Acompañado de su mujer, Coretta, a primeros de diciembre viajó a Suecia y Noruega para recoger el premio. En su camino se detuvo en Londres, donde fue invitado a predicar en Saint Paul.

En el majestuoso templo pronunció su discurso sobre «las tres dimensiones». La primera es «ámate a ti mismo», que es la longitud de la vida; la segunda es «ama a tu prójimo como a ti mismo», que es la anchura; pero nunca olvides la tercera: «Ama a Dios con todo tu corazón, con toda tu alma y toda tu mente», que esa es la altura de la vida.

En el documento de concesión del Nobel se decía: «El doctor King ha conseguido mantener a sus seguidores fieles al principio de la no violencia […] Sin la eficacia de este principio, las marchas y demostraciones podrían fácilmente haber sido violentas y haber abocado a saqueos y derramamientos de sangre.»

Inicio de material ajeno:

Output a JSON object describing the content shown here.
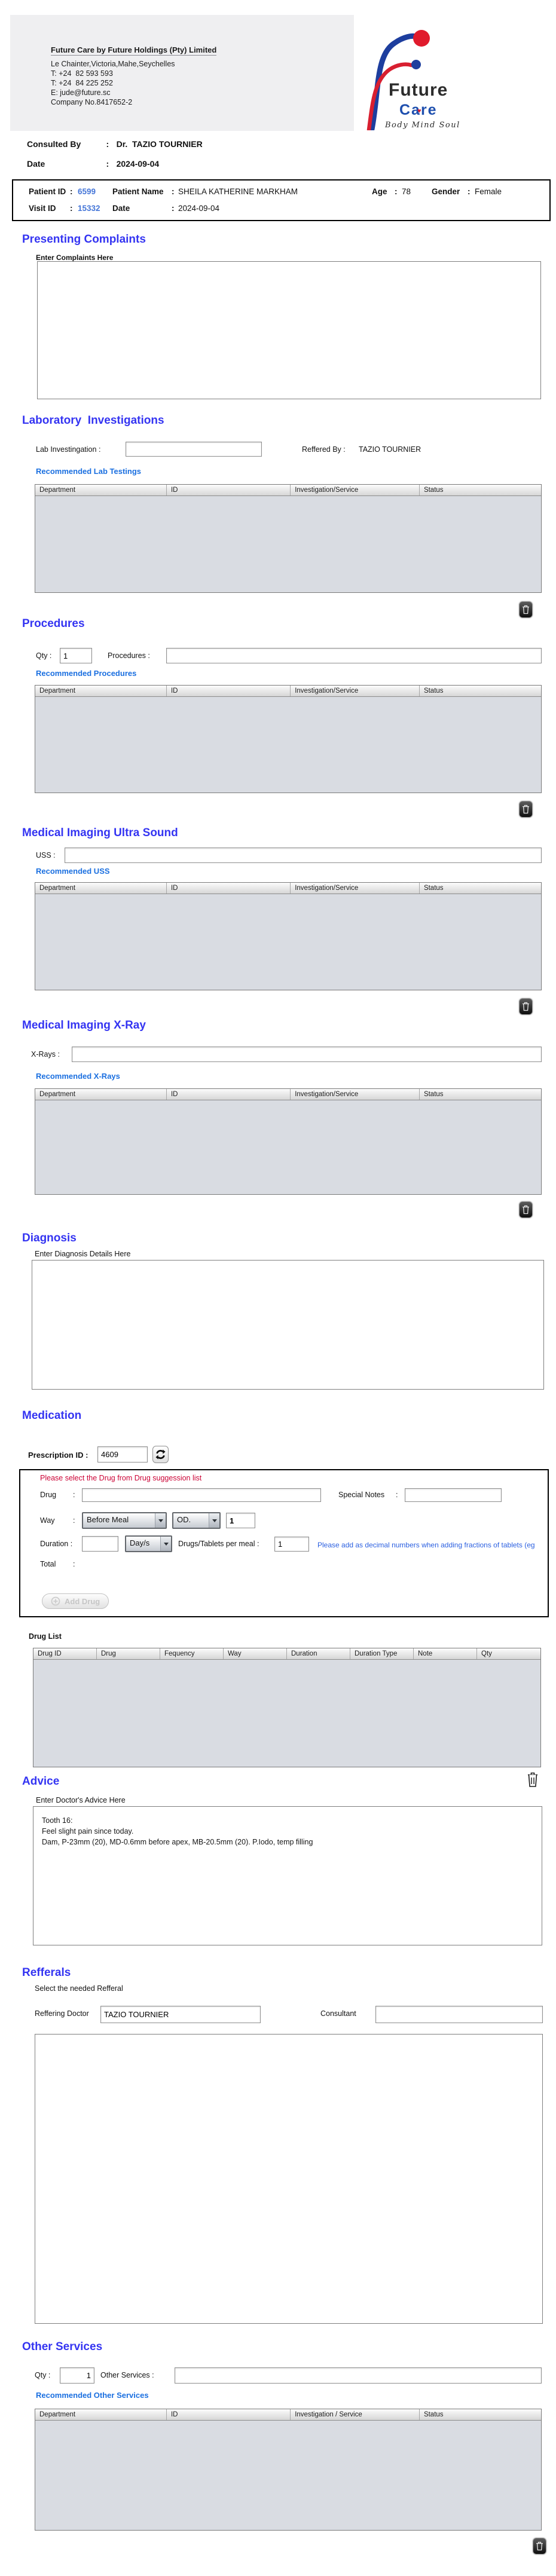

En el presente mes de abril conmemoramos el 50º aniversario del asesinato de Martin Luther King, ocurrido el 4 de abril de 1968, a manos de un tirador experto, cuando se hallaba asomado al balcón de un hotel de Memphis.

La historia le convirtió en un referente mundial de la no violencia, al lado de Gandhi. Los dos se inspiraron en la doctrina de Jesucristo de amor y perdón, de fraternidad universal y de igual dignidad de todas las personas.

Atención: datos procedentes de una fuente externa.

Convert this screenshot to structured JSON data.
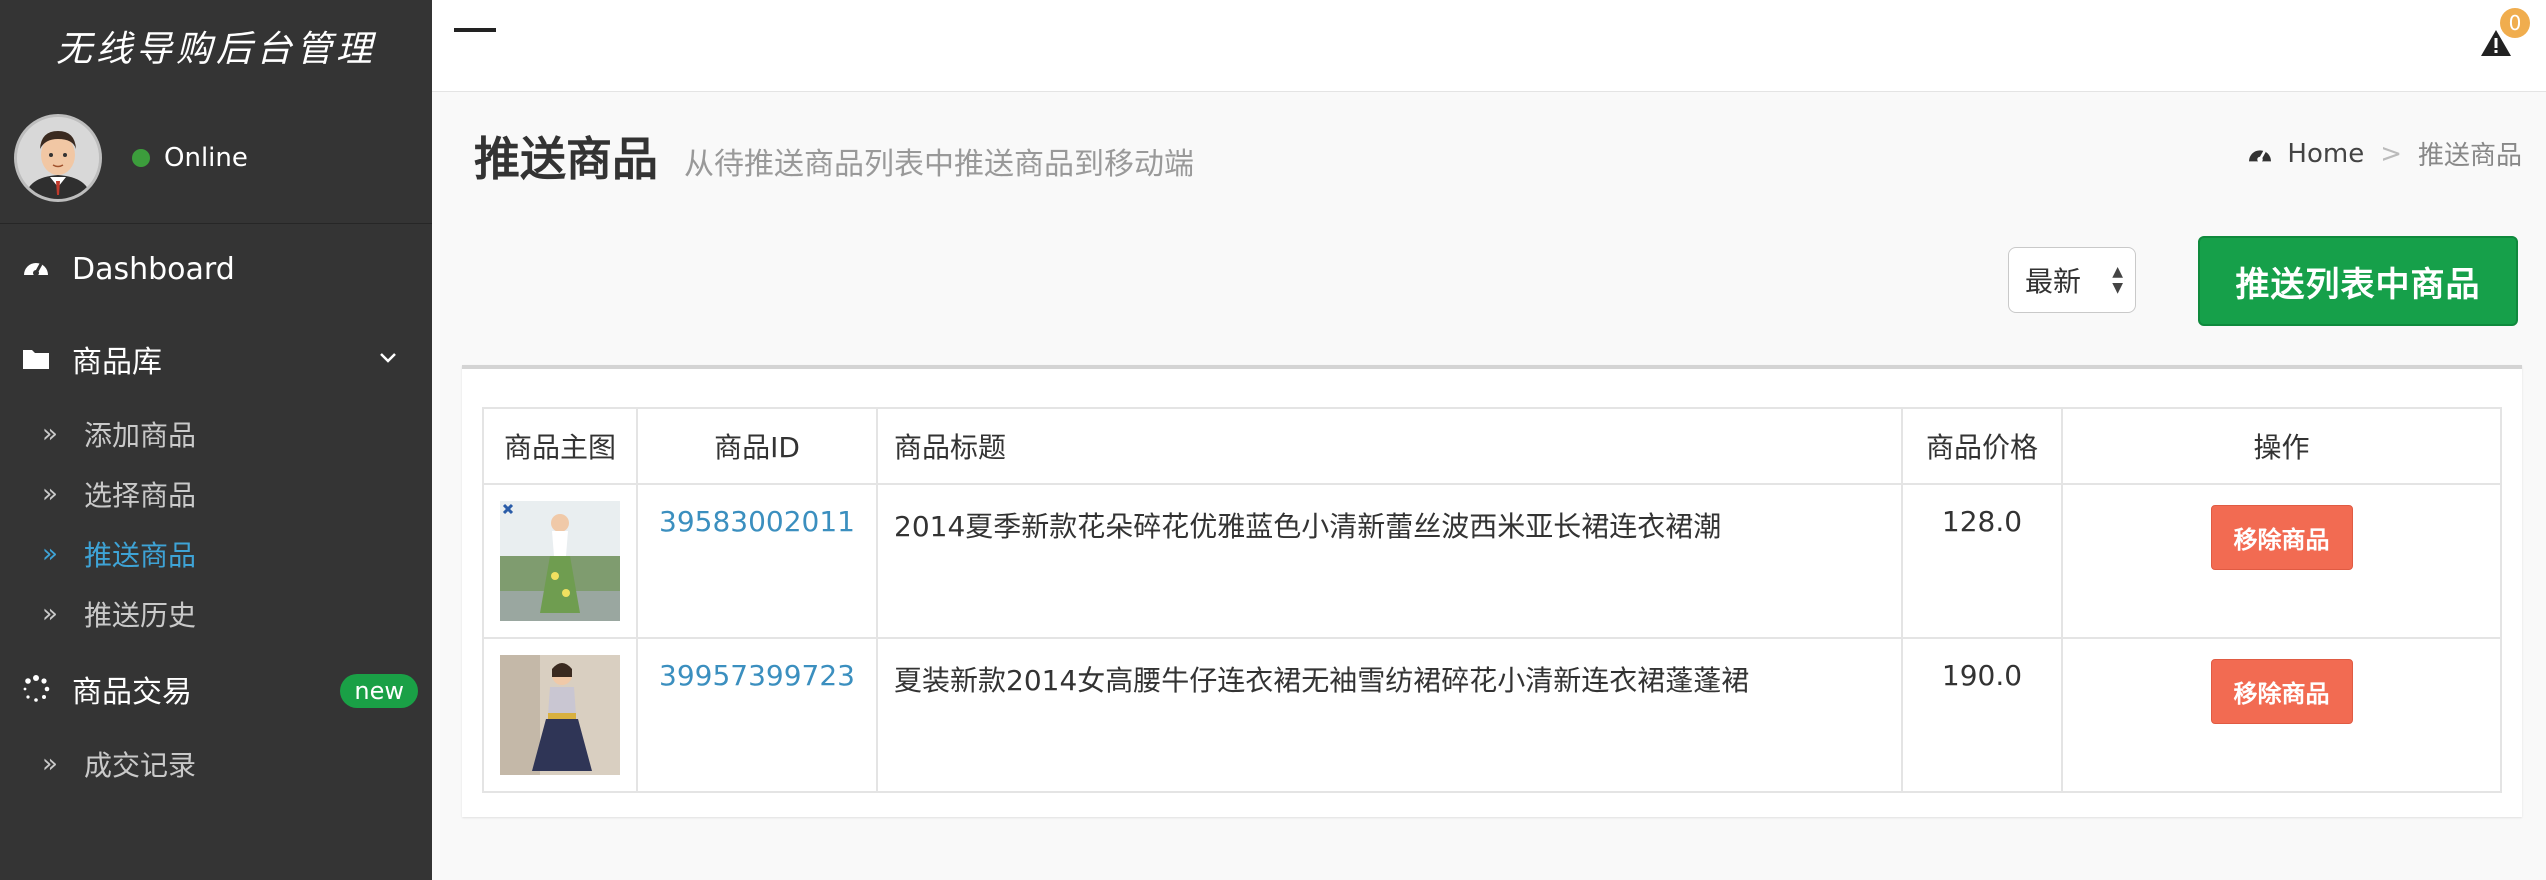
{
  "sidebar": {
    "brand": "无线导购后台管理",
    "user_status": "Online",
    "items": [
      {
        "label": "Dashboard",
        "icon": "dashboard-icon"
      },
      {
        "label": "商品库",
        "icon": "folder-icon",
        "children": [
          {
            "label": "添加商品"
          },
          {
            "label": "选择商品"
          },
          {
            "label": "推送商品",
            "active": true
          },
          {
            "label": "推送历史"
          }
        ]
      },
      {
        "label": "商品交易",
        "icon": "spinner-icon",
        "badge": "new",
        "children": [
          {
            "label": "成交记录"
          }
        ]
      }
    ]
  },
  "topbar": {
    "alert_count": "0"
  },
  "page": {
    "title": "推送商品",
    "subtitle": "从待推送商品列表中推送商品到移动端",
    "breadcrumb": {
      "home": "Home",
      "separator": ">",
      "current": "推送商品"
    }
  },
  "toolbar": {
    "sort_value": "最新",
    "push_label": "推送列表中商品"
  },
  "table": {
    "headers": [
      "商品主图",
      "商品ID",
      "商品标题",
      "商品价格",
      "操作"
    ],
    "rows": [
      {
        "id": "39583002011",
        "title": "2014夏季新款花朵碎花优雅蓝色小清新蕾丝波西米亚长裙连衣裙潮",
        "price": "128.0",
        "action": "移除商品"
      },
      {
        "id": "39957399723",
        "title": "夏装新款2014女高腰牛仔连衣裙无袖雪纺裙碎花小清新连衣裙蓬蓬裙",
        "price": "190.0",
        "action": "移除商品"
      }
    ]
  },
  "colors": {
    "sidebar_bg": "#343434",
    "accent_blue": "#3ea3d6",
    "push_green": "#16a04a",
    "remove_red": "#f26b52",
    "badge_green": "#1aa046"
  }
}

Desde su iglesia de Montgomery, de confesión baptista,  de la que era pastor, no contempló pasivamente la injusticia de la segregación racial y el menosprecio a la población negra en el sur de Estados Unidos. La denunció y se puso a disposición de su comunidad para luchar contra ella, pero siempre de modo pacífico, desterrando de su pensamiento el odio y de su acción, la violencia.

Supo lo que fueron las amenazas, los encarcelamientos, los atentados, y al final la muerte.  Jesucristo proporcionó el principio; Gandhi, el método, y Luther King la aplicación a una situación concreta: la discriminación en los autobuses de la capital de Alabama.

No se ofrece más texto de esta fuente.